My Darling Clementine features a romance plot line, but it’s played in parallel with a story of feuding that leaves large numbers of the cast dead. Aside from Earp and Holliday there is virtually no overlap between the romance plot and the events leading to the gunfire. Clementine never refers to it, and you can almost imagine this as two films skilfully and gracefully cut together. Perhaps this is Ford’s intent: this is a film about community in the West, about the building and creation of a town and the shaping of relationships and friendships around it – that just happens to have as well a gang of murderers that Fonda needs to take down.


Tombstone is emerging from the Wild West – at a key moment half way through the film, Earp and Clementine dance (Earp with a surprising grace) at an outside ball to celebrate the opening of a church. It's just one sign of civilisation arriving in the town, with theatre on the way and even Holliday’s gambling den slowly becoming something a little bit less violent. Earp himself is a reluctant but honest lawman, repeatedly asking at the start “what kind of town is this?” and seemingly deciding to stay to sort the place out as well as find out who killed his brother. 

It’s telling in any case that Earp’s reaction to his brother being killed is to pick up a badge not a gun, but then you would expect nothing less from Henry Fonda. Fonda is at his most decent, and bashful, his most just and moral, the embodiment of law and justice. Fonda pitches the performance perfectly, a shy man who knows what’s right, but has the guts to go the extra mile to get it. Fonda also gets some wonderful chemistry from his interactions with Cathy Downs’ Clementine, each scene between them dripping with longing but a sad knowledge that nothing can come of it.

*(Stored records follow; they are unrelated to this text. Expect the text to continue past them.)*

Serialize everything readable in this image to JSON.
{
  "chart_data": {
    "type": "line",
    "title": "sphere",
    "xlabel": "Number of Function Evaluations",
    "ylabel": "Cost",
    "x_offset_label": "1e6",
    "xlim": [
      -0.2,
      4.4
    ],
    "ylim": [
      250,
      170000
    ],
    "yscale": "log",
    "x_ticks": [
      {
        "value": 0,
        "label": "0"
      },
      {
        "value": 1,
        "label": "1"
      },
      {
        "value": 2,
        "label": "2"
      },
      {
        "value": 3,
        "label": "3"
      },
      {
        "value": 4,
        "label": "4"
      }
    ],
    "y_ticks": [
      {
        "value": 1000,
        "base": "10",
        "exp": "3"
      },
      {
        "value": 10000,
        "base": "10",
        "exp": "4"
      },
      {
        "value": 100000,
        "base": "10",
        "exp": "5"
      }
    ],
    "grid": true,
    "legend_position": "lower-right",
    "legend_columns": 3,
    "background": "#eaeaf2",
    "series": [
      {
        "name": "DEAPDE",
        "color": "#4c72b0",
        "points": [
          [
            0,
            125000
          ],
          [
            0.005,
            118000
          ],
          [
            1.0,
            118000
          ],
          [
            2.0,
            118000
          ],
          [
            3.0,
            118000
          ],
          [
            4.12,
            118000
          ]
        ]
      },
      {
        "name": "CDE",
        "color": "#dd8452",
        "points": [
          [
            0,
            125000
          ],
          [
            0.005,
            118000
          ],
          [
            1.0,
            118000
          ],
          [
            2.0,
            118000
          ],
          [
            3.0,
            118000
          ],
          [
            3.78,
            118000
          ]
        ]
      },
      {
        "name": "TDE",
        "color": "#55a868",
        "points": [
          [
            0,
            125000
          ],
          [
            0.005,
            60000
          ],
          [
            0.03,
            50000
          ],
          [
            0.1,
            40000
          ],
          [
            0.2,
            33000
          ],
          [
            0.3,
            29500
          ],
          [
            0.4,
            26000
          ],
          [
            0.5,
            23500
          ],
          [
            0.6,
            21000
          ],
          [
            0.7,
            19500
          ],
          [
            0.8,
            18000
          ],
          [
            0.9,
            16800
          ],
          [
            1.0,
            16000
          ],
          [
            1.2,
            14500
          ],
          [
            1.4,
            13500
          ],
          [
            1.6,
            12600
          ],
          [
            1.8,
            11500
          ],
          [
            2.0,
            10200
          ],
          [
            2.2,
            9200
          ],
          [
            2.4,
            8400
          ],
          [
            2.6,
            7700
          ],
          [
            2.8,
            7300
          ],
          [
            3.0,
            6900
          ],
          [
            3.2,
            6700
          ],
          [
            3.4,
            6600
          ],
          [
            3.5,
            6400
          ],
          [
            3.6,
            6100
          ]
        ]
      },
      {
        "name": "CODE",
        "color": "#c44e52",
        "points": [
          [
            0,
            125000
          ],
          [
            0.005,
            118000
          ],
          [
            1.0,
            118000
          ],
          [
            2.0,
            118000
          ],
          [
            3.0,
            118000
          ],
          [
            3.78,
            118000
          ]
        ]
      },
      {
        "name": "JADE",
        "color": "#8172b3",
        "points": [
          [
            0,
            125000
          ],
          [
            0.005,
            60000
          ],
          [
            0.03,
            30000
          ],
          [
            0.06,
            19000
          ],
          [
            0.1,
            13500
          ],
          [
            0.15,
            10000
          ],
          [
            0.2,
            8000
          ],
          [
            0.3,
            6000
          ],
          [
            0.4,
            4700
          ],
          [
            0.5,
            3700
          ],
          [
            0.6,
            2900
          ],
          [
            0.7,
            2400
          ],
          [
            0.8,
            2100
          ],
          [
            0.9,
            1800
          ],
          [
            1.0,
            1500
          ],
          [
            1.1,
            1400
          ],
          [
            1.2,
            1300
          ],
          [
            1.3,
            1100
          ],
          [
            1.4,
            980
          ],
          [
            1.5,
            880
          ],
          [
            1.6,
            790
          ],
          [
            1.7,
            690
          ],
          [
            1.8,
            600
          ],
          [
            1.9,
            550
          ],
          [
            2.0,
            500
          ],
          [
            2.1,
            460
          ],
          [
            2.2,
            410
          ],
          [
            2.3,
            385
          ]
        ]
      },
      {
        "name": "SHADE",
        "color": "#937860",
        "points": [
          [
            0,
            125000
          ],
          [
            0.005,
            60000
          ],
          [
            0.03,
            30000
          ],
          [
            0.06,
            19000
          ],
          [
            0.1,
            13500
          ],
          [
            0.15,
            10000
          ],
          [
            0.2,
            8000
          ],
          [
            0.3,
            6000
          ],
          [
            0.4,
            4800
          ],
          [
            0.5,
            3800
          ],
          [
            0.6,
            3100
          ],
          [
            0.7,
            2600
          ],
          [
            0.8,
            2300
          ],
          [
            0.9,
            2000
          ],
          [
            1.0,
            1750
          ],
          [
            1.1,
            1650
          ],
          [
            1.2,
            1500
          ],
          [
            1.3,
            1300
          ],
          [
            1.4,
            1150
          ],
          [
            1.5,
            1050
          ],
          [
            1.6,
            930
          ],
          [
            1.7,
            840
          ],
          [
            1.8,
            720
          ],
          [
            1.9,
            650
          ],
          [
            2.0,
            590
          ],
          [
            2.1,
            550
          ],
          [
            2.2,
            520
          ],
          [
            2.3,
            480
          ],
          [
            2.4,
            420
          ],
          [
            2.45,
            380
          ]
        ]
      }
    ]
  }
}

There are a whole host of reasons for that, not least her past relationship with Doc. If there is a second heart to the film, it’s the uneasy semi-friendship that grows between Holliday and Earp. It’s a beautifully judged, wordlessly expressed mixture of regard, respect and suspicion, of two men who have taken very different paths in life but recognise in each other a common world view, a yearning for peace and poetry under the guns. Holliday – dying although you wouldn’t think it considering the hale and hearty look of Victor Mature – is a dangerous man but a fair one, not like the arrogant destructiveness of the Clantons. He’s even able to juggle respectful relations, not least with Linda Darnell’s showgirl. Mature gives a decent performance, hampered by his essential earnest woodenness from really exploring the depths of a TB suffering physician turned gunslinger, but able to express a basic decency and touch of poetry.

It’s a film about small moments between these characters that culminates in parallel with a gun fight that burns out of the clash between the Earps and Clantons. The Earps are of course all thoroughly decent, upright sorts while the Clantons are unclean, unshaven (first thing Wyatt does in the film is get shaved!) types, led by a bullying Walter Brennan. The gunfight is spectacular, but it’s part of one of two films, followed as it is with Earp’s sad departure from the town and the culmination of the unspoken love between him and Clementine. But isn’t that part of the myth? And with its romance, its heroic stand against injustice and its epic sweep and brilliance, My Darling Clementine is a celebration of the myth and power of the West.